Friday, April 10, 2009

The cash value of social media

The great American philosopher William James coined the term cash value to describe the worth of an idea to an individual. Now BusinessWeek is reporting on research from MIT Sloan and IBM about what social connections are worth. This work is trying to assess the cash value of an idea -- social media -- to organizations and to individuals. (Their working paper is here.)

Some tidbits:

Among the group studied, several thousand consultants at IBM, those with strong links to a manager produced an average of $588 of revenue per month over the norm.
...leading tech companies, including IBM, Microsoft (MSFT), and Yahoo! (YHOO), are hiring economists, anthropologists, and other social scientists to map and classify new types of friendships—and put a value on them.

Researchers at IBM Research and MIT's Sloan School of Management found that the average e-mail contact was worth $948 in revenue.
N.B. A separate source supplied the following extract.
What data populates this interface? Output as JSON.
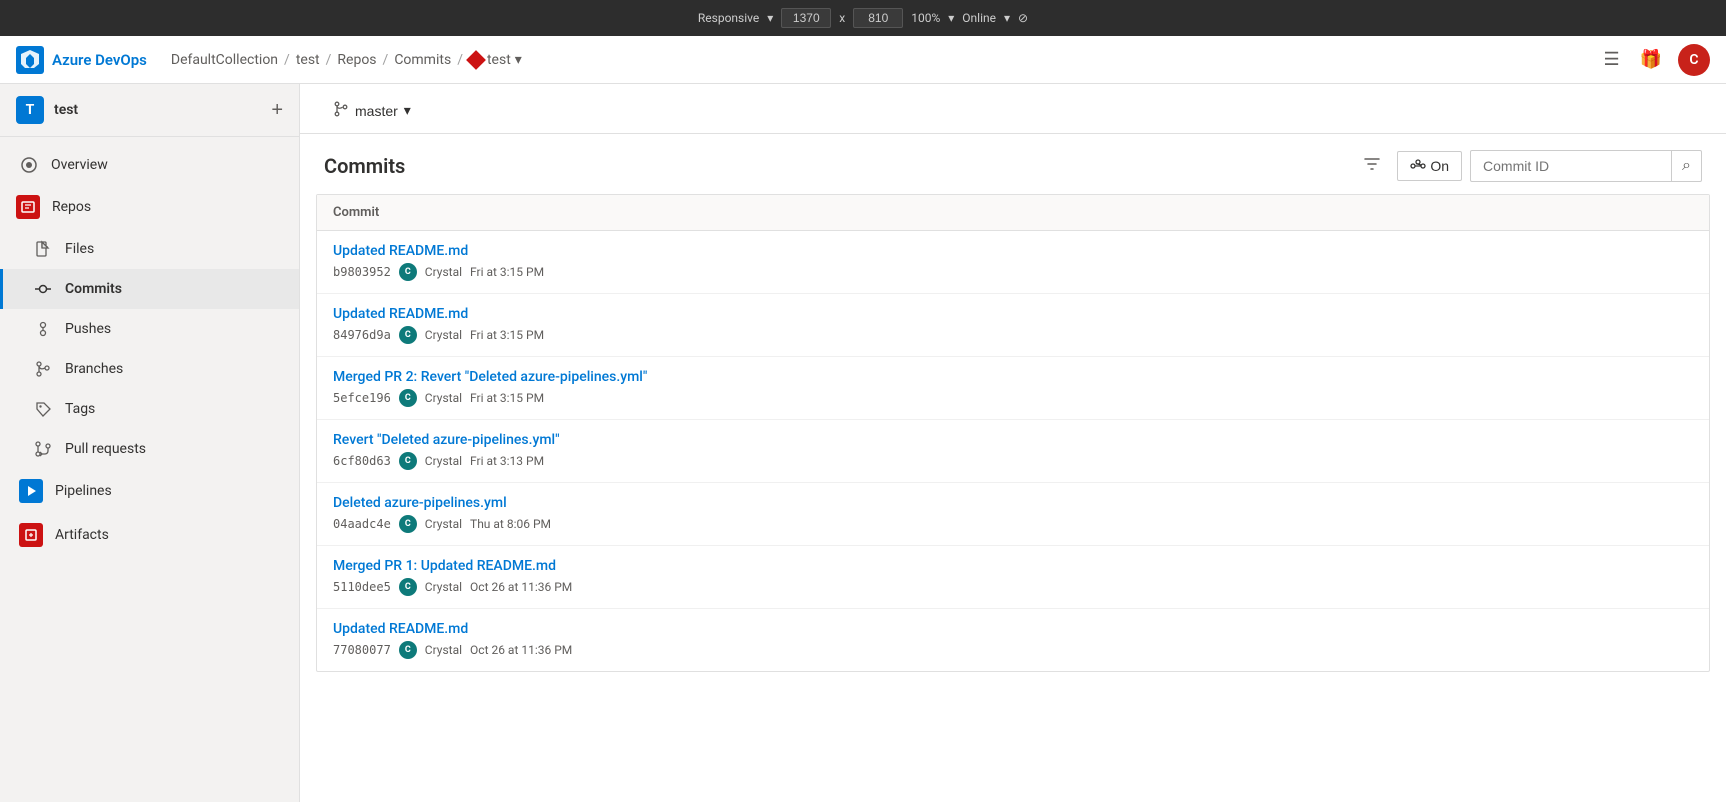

To unearth that and other data, they used mathematical formulas to analyze the e-mail traffic, address books, and buddy lists of 2,600 IBM consultants over the course of a year. (Their identities were shielded from researchers, who viewed them only as encrypted numbers, known as hash codes.) They compared the communication patterns with performance, as measured by billable hours.

There's so much more in this report. I encourage you to read it. If IBM and MIT are teaming up on a research project like this, my bet is that they're on to something.

How could your company profit -- really profit -- from these insights?